Every now and then, even flight attendants on major U.S. airlines need a friendly little reminder on what to do during a flight. 

You know, things like, make the safety announcements, remind passengers to wear their mask, hand out soft drinks and pretzels, demonstrate how to put on a seat belt, and in the case of United Airlines, avoid duct taping passengers. 

Yes, it’s come to that.  Newsweek got a hold of a memo that was sent by John Slater, senior VP for inflight services for United to staff members at United. Here’s what part of it said.

“Please remember that there are designated items onboard that may be used in difficult situations, and alternative measures such as tape should never be used.”

“As you’ve likely seen, a few airlines have recently made news about the way they’ve handled situations onboard.
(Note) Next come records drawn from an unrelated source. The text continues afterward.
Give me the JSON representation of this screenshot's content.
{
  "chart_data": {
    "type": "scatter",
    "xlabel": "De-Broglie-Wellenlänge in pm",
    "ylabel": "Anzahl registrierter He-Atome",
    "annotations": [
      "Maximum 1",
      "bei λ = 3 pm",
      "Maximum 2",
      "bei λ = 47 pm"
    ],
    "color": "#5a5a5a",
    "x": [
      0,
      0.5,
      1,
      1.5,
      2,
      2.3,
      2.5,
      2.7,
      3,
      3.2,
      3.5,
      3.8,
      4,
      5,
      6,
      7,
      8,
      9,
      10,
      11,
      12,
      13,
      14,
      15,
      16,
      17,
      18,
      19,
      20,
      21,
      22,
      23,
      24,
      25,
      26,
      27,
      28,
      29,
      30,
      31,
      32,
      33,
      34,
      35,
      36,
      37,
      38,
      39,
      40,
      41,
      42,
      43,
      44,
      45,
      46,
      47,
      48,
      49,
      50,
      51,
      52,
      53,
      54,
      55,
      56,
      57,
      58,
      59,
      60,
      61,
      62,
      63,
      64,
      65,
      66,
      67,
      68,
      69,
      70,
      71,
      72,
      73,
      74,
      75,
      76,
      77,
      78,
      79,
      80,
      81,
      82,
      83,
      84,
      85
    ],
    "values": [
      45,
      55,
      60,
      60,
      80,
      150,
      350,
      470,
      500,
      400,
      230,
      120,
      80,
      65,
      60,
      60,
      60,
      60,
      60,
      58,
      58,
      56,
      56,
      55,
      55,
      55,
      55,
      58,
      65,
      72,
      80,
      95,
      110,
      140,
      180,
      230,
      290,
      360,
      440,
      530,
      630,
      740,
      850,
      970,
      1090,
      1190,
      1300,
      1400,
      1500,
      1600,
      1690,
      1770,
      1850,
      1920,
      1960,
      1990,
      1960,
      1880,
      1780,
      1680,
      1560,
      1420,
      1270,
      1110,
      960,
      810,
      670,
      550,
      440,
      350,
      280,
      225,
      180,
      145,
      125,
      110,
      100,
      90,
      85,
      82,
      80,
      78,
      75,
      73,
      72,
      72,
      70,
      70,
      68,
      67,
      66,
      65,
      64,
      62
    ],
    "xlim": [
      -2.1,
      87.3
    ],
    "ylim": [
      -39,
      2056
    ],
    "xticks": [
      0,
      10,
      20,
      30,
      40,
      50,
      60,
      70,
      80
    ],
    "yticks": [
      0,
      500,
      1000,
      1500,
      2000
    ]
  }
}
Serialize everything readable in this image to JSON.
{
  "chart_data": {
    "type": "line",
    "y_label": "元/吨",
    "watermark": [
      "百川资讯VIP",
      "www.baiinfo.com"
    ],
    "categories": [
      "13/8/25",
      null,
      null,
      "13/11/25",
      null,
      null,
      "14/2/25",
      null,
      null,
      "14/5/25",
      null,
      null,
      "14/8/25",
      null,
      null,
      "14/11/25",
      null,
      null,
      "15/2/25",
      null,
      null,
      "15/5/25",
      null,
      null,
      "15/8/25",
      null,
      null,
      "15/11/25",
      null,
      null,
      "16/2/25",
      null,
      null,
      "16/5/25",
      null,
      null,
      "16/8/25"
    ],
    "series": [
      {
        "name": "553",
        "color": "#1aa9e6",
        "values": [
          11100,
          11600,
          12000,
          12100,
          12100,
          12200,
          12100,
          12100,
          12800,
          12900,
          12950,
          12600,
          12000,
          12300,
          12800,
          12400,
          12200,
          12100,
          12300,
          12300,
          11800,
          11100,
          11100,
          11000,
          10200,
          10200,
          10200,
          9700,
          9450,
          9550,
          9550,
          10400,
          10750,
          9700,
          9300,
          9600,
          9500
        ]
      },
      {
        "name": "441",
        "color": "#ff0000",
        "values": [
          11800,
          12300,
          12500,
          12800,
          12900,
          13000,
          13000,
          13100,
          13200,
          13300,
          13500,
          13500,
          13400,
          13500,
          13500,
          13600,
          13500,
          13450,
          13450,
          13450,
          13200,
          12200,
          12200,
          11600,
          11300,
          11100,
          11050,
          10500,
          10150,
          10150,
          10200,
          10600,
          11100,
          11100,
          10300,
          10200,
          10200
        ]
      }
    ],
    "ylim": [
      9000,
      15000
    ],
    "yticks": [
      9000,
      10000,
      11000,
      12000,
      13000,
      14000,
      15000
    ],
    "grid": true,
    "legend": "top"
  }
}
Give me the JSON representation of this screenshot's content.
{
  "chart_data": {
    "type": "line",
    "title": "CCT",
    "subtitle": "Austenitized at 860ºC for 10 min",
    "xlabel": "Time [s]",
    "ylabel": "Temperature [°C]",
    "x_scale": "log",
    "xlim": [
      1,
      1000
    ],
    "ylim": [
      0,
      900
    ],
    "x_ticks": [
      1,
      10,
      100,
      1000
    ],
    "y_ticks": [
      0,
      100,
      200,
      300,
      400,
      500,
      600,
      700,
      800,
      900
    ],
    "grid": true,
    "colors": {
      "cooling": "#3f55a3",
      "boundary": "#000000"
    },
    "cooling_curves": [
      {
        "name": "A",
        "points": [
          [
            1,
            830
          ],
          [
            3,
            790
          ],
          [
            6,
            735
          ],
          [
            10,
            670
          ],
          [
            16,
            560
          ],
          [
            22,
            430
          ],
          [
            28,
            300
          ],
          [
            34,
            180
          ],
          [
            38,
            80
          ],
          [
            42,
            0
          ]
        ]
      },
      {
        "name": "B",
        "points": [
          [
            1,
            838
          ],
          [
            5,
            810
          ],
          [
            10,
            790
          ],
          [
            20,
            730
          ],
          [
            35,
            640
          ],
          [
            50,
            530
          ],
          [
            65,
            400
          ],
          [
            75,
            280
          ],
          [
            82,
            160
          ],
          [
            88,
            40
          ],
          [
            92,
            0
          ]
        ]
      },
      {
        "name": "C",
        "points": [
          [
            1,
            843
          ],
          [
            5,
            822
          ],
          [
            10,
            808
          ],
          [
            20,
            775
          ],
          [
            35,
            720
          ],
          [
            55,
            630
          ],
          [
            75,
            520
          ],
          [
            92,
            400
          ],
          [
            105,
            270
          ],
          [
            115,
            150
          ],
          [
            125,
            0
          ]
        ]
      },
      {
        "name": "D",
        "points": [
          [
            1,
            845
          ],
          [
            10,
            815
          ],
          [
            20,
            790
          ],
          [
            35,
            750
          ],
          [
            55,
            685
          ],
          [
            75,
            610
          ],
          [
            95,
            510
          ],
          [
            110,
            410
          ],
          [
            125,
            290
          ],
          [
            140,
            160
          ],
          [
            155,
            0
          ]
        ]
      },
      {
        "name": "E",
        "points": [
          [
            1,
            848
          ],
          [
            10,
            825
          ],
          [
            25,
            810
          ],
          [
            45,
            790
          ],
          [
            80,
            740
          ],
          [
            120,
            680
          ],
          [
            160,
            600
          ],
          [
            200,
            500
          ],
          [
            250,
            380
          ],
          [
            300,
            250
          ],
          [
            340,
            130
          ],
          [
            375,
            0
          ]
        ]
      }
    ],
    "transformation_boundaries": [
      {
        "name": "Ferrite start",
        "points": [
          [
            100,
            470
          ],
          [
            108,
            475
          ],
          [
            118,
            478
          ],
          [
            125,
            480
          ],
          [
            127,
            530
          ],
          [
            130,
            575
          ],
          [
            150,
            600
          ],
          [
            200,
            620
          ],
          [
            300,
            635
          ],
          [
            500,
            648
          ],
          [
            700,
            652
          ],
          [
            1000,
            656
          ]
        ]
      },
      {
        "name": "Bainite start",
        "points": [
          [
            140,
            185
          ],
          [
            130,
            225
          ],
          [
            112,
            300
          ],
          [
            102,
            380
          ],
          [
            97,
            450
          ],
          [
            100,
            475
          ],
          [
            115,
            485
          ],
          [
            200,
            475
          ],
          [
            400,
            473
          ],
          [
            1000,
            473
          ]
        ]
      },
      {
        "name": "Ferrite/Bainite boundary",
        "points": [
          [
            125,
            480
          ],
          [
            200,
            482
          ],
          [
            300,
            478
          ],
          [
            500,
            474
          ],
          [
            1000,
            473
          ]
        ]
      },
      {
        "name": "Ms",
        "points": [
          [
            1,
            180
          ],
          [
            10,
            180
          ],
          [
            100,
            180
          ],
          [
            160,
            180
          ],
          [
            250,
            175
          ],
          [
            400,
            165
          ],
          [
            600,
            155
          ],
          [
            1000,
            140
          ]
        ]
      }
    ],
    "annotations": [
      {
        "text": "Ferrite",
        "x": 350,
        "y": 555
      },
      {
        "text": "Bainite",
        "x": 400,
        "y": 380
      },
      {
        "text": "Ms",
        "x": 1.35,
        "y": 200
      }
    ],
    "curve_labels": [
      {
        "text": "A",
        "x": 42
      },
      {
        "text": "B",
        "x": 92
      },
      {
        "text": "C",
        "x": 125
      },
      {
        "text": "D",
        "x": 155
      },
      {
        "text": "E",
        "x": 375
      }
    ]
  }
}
The overwhelming majority of our customers have been on their best behavior throughout the pandemic and returned to our flights with confidence and enthusiasm.” 

What he was referencing was incidents that occurred on American Airlines and Frontier Airlines. 

In one instance, a 22 year old woman was taped to the back of a seat on a Frontier flight earlier this month. 

In July, a woman went off the deep end on an American Airlines flight, and the crew had to duct tape her to a seat after she attacked a flight attendant and then tried to open the door of the plane. 

As for what “alternative measures” might be more appropriate?  United didn’t elaborate.